RESTful Substructure Search

REST is an architectural style for Web applications that emphasizes regularity and discoverability. Unlike most other approaches, REST exploits the full power of HTTP, both in terms of expression and performance optimization. This article explores REST from the perspective of cheminformatics Web services, using the specific example of substructure search.

REST and Chemical Information Services

Chemical information systems have a lot to gain from using RESTful architectures. As the number of free chemistry databases continues to increase, interoperability can serve as a potent tool in counteracting confusion and fatigue on the part of end users. REST offers a low-energy pathway to achieve interoperability among the growing number independent chemical information services.

RESTful Substructure Search

Let's say we run a chemical database that offers programmatic access to substructure search. How should the API to this feature be designed?

We could start by thinking of a substructure search as being a kind of resource:

The key abstraction of information in REST is a resource. Any information that can be named can be a resource: a document or image, a temporal service (e.g. "today's weather in Los Angeles"), a collection of other resources, a non-virtual object (e.g. a person), and so on. In other words, any concept that might be the target of an author's hypertext reference must fit within the definition of a resource. A resource is a conceptual mapping to a set of entities, not the entity that corresponds to the mapping at any particular point in time.

Roy Fielding PhD Dissertation

We might call our substructure search resource "Query." Using four HTTP verbs, we could create (POST), read (GET), update (PUT), and destroy (DELETE) queries:

POST   /queries      # create a new Query
GET    /queries/{id} # read the results of a Query
PUT    /queries/{id} # edit a previously-created Query
DELETE /queries/{id} # delete a Query 

Notice that all four basic HTTP verbs are used. Also notice that specific parameters of a new query are encoded in a formatted payload within the body of a POST request - not in the URL itself.

A POST request against /queries returns a response body containing the Query {id} that would be the key to future use of the results. It may also contain the full content of the Query results, depending on our goals for the system.

A Query results set would consist of an array of Structure identifiers. Because Structures are also resources, we operate on them the same way we operate on Queries:

POST   /structures      # create a new Structure
GET    /structures/{id} # display a Structure
PUT    /structures/{id} # edit a previously-created Structure
DELETE /structures/{id} # delete a Structure 

Workflows in such a system become quite easy to understand and implement. For example, how would we delete all Structures containing a naphthalene ring? The answer should be apparent even with the limited discussion presented here.

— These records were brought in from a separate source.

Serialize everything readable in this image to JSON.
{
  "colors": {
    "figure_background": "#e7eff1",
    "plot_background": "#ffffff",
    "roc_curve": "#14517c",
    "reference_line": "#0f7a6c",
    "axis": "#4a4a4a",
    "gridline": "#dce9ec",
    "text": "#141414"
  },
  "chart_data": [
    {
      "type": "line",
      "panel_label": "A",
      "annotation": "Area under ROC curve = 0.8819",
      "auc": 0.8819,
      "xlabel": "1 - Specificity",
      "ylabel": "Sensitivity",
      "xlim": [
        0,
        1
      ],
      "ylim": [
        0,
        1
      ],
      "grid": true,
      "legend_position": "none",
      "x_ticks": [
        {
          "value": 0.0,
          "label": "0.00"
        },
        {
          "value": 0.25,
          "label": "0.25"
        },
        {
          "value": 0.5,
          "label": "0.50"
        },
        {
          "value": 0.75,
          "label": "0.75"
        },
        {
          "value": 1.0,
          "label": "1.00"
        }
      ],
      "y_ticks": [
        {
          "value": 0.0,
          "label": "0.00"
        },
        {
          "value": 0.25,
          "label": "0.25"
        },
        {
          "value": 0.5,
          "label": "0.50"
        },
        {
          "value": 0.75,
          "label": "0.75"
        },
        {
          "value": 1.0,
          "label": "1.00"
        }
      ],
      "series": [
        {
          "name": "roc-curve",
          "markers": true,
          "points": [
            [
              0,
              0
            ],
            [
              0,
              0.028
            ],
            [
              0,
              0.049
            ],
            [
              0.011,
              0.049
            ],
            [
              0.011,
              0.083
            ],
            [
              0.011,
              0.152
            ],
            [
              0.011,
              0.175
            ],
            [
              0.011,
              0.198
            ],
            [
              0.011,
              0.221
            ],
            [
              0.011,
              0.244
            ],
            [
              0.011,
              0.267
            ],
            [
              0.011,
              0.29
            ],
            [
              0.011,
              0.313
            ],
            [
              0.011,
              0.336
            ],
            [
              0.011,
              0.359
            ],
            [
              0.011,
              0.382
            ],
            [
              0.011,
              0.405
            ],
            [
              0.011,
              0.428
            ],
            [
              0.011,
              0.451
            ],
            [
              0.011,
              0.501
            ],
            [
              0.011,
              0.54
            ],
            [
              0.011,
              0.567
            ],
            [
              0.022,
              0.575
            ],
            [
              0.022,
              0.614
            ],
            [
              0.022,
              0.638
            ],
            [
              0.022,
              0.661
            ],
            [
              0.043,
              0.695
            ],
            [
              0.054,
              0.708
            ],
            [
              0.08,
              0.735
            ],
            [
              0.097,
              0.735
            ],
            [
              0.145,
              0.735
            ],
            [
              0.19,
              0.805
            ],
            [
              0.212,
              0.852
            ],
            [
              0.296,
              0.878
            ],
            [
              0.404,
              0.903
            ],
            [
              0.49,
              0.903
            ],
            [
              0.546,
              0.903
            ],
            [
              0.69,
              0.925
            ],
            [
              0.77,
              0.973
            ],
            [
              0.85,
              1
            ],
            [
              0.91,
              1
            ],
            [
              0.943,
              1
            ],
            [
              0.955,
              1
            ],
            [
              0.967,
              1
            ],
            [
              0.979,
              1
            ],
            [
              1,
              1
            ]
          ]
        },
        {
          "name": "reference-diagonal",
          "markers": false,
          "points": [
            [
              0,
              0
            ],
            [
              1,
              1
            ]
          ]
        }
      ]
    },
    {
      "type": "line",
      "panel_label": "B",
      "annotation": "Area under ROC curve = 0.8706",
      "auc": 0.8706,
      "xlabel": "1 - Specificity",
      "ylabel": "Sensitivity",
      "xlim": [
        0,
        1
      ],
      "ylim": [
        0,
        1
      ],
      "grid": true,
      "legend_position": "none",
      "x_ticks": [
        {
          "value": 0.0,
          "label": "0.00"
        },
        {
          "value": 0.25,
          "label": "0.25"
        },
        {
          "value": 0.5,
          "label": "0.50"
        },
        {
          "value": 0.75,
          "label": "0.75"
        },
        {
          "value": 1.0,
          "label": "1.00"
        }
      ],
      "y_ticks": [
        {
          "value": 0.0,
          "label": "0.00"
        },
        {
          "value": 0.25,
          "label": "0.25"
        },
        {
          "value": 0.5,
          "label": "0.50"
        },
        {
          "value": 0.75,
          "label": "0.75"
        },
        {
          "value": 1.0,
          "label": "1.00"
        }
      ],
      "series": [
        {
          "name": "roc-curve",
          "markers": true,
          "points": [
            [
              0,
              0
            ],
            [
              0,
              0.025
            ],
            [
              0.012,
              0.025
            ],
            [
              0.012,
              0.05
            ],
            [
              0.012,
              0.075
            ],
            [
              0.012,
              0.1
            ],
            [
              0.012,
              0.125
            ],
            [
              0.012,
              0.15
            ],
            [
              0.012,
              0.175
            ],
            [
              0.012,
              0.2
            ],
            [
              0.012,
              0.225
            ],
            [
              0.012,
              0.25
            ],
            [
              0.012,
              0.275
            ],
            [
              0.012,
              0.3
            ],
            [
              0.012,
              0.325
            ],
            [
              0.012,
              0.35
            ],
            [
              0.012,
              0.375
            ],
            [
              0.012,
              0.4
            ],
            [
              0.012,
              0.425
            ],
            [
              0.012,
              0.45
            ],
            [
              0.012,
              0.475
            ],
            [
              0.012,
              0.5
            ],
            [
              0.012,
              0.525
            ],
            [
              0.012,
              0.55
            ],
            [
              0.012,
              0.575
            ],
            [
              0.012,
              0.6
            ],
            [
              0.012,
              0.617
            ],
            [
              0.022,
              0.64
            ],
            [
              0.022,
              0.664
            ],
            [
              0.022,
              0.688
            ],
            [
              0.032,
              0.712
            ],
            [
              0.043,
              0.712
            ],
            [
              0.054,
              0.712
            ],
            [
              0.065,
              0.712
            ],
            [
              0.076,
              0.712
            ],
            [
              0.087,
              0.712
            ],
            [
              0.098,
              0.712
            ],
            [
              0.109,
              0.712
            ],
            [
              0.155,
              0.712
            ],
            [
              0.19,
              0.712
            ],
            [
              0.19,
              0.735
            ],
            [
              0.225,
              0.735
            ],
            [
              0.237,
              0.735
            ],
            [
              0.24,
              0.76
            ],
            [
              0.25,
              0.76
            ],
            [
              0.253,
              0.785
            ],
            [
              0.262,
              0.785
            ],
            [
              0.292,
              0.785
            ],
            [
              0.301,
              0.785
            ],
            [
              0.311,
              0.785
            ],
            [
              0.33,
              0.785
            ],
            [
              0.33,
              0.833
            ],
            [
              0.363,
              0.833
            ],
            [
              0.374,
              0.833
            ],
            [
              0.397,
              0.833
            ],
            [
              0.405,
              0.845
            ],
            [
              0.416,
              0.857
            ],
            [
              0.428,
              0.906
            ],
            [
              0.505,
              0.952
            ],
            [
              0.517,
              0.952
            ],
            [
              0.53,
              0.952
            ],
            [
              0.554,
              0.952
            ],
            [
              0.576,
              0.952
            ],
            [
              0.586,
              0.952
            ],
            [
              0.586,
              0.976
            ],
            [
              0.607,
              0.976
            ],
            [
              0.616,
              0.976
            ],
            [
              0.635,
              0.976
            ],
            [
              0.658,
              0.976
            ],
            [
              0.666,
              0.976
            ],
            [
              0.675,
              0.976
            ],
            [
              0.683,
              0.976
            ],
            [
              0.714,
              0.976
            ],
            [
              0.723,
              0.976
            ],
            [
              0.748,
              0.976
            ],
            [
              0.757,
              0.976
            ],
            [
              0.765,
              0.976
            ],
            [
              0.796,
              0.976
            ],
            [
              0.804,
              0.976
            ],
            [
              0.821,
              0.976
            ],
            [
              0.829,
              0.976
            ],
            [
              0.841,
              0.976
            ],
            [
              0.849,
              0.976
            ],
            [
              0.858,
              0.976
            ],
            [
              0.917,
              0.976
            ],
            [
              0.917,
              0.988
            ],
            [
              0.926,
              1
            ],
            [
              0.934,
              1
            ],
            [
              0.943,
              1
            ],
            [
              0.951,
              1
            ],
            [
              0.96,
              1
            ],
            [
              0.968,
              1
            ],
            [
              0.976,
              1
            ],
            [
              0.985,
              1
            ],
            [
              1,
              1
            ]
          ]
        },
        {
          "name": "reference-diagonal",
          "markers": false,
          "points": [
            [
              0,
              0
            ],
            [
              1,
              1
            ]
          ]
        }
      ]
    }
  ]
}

Building our Web API entirely out of resources and the four verbs that act on them results in a system that's easier to maintain, document, understand, and use.

Implications

Defining Query as a full-fledged resource in our system offers some intriguing possibilities for better serving our users.

For example, Joe might be especially interested in the quinoxalines contained in our heterocycle synthetic methods database. Whenever a new method for preparing quinoxalines appears, he wants to know about it immediately.

Using our RESTful architecture, Joe can create his query, and then build a custom RSS feed from it:

GET  /queries/1234.rss #Query results in RSS format

Now, whenever a new quinoxaline preparation appears, Joe gets instant, unobtrusive notification in his feed reader. Our system may also allow Queries to be shared among users, creating opportunities for users with no previous contact to discover other chemists who share their interest in a particular structural motif.

Still more interesting possibilities exist for users of our Web API. Our RESTful architecture will be easily understandable by other developers, so the barrier to interoperating will be reduced. A marine natural products database ("AquaBase") may decide to link its structure collection to ours. Whenever a new natural product is added that contains an interesting heterocyclic ring system, AquaBase uses our Web API to find possible syntheses for display to its users.

Examples

Chemcaster, the cheminformatics Web services platform, has implemented a RESTful substructure search API that works as described here. Users maintain collections of Structures, against which Queries can be run. Queries can be stored and re-used. One application could be a chemical supplier catalog in which the goal is to automatically create and maintain product categories based on substructure, for example: "indoles"; "imidazoles"; "pyrroles"; and "pyrimidines."

PubChem's Power User Gateway (PUG) is a cheminformatics Web API that allows substructure searches and is based on SOAP. Even a cursory reading of the documentation will reveal differences with the approach described here. As such, PUG affords an opportunity to assess the tradeoffs between SOAP and REST in cheminformatics.

Conclusions

Disconnected chemical databases live life well below their potential. By designing services with RESTful APIs, the utility of these services can be extended significantly. Even concepts as abstract as "substructure search" can be modeled as resources for use in RESTful systems.